Unless the New Smyrna Beach, Fla., City Council approves a land lease, Wayne Heller may not even go through with the purchase. Heller signed a letter of intent to buy the Delta Queen, move it and reopen it in New Smyrna Beach last month.
The council decided that before signing an agreement with Heller the land should be put out for bids, a process that will take far longer than Heller's letter of intent to buy is good for.
New Smyrna Beach Mayor Adam Barringer said the city won't make a decision until sometime in August at the earliest, and the project has several hurdles it would need to clear before getting serious consideration.
The Coast Guard, Army Corps of Engineers, Department of Environmental Protection and other agencies need to OK the plan to move the 85-year-old steamboat before it could happen. Until then, the New Smyrna Beach Commission will have difficulty approving the floating hotel.
"That's the consensus among the entire commission," Barringer said. "There's a lot of agencies that would have to give this the thumbs-up prior to the city saying we can move forward."
The Delta Queen has had several would-be buyers pull out for one reason or another since the boat was docked at Chattanooga in 2009. Operator Leah Ann Ingram said the boat will stay on the market, but she hopes it can find a permanent home in Chattanooga.

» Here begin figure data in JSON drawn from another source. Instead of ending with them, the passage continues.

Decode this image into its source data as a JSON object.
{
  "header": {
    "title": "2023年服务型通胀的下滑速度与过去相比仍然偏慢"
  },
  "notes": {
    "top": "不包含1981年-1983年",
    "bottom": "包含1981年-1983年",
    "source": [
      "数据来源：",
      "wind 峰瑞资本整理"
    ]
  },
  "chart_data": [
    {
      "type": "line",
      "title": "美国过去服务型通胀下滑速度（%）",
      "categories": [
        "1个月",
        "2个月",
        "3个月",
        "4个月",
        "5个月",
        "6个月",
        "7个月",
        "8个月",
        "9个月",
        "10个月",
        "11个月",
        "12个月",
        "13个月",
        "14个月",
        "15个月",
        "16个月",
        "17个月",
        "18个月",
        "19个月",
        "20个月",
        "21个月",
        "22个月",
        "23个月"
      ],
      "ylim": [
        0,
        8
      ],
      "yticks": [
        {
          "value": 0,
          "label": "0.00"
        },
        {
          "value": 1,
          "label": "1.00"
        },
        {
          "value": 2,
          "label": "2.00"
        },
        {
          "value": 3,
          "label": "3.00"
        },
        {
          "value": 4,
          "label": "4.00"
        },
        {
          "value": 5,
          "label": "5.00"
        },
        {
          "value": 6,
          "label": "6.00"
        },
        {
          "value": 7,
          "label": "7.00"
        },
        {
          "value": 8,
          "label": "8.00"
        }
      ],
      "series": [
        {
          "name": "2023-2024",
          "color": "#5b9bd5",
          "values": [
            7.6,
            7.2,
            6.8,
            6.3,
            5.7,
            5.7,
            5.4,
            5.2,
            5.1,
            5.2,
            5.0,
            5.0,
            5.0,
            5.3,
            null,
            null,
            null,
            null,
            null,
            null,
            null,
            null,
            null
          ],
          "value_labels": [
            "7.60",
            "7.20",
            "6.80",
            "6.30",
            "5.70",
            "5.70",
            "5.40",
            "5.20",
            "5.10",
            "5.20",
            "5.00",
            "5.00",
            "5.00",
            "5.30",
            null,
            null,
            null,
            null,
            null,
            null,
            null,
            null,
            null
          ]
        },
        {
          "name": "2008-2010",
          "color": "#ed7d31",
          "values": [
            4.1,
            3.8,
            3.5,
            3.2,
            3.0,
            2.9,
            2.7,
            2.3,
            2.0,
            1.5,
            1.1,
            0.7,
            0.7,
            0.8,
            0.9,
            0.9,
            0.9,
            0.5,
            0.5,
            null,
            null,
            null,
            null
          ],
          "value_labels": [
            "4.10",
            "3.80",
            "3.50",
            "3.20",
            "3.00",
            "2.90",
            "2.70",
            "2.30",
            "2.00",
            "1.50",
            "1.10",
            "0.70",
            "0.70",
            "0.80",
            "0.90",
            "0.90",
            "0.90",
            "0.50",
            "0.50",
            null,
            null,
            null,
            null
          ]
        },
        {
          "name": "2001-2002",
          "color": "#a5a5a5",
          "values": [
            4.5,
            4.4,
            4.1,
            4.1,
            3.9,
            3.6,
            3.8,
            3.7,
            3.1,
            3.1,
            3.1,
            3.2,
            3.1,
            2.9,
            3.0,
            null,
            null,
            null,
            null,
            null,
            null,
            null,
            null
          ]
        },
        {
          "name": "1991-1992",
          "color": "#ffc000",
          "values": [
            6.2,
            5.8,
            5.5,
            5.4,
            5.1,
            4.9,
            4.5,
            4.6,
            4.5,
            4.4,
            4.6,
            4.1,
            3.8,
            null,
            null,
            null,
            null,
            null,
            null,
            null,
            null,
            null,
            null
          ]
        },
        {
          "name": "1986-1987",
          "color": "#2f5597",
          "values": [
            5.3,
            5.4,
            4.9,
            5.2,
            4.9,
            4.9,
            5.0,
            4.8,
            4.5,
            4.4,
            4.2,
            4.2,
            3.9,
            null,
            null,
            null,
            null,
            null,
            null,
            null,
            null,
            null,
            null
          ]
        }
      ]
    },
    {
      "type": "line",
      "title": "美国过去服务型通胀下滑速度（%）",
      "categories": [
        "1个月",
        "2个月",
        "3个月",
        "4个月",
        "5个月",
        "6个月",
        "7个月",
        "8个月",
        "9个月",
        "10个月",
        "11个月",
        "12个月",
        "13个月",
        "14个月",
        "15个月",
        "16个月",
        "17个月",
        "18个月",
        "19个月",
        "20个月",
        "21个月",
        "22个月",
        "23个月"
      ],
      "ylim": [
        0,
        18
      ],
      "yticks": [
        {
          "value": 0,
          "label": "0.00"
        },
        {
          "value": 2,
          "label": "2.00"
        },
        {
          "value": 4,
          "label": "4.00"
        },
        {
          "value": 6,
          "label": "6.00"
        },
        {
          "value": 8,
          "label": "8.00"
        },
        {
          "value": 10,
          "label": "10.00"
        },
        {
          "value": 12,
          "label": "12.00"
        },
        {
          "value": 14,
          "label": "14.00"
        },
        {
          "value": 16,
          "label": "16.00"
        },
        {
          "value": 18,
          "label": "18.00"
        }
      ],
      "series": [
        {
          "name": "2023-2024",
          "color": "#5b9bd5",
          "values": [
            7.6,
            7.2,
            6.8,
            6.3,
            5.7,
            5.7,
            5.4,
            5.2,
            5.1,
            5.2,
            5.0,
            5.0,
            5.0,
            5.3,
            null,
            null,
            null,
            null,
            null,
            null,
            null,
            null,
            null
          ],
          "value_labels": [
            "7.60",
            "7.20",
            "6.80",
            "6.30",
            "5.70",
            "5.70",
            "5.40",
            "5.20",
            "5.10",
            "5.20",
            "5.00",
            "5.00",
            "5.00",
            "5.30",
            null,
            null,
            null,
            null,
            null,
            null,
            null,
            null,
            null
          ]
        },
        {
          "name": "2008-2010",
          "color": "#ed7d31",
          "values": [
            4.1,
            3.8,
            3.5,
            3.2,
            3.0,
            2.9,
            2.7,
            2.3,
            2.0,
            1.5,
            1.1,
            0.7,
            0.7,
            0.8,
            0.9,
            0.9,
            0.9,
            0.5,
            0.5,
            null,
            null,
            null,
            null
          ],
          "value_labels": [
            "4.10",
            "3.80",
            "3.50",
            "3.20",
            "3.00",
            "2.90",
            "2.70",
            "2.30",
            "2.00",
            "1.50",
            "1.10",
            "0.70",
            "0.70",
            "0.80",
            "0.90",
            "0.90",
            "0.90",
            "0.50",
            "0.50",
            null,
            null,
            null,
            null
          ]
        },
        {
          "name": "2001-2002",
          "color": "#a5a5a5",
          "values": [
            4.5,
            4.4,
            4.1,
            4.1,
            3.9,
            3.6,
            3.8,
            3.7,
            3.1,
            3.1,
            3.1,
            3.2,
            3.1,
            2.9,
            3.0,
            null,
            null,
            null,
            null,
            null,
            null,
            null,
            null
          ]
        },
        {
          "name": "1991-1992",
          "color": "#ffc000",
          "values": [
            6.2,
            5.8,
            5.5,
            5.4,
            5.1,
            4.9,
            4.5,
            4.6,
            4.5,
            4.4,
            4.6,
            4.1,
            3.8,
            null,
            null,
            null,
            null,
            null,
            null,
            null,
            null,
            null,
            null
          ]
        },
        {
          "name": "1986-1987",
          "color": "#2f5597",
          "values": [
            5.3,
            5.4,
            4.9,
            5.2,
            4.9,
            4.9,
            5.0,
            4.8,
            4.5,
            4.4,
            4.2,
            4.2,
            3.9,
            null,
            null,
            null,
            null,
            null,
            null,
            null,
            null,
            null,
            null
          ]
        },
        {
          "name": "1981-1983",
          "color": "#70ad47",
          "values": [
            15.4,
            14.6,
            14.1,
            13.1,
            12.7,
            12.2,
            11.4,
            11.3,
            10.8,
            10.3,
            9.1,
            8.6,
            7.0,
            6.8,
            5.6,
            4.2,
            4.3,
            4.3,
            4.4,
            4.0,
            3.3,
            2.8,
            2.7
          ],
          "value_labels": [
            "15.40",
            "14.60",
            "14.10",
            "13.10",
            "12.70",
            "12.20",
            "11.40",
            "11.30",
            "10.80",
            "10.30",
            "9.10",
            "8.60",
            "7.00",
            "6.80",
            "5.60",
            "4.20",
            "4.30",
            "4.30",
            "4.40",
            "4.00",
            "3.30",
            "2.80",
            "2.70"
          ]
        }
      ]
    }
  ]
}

"It's great for the city," she said. "Occupancy's doing really well. On the weekends we're close to being full."
Occupancy rates have seen a "large increase this year," Ingram said, a boost she attributes to extensive marketing.
She expects occupancy to continue to rise into the summer as the Delta Queen launches promotions around its 85th anniversary.
Bob Doak, president and chief executive officer of the Chattanooga Convention and Visitors Bureau, said the boat is a great tourist attraction for the city.
"It animates our waterfront," he said. "It's unique, and to be competitive, you've got to differentiate yourself from your competitors. This adds to our unique mix as a city."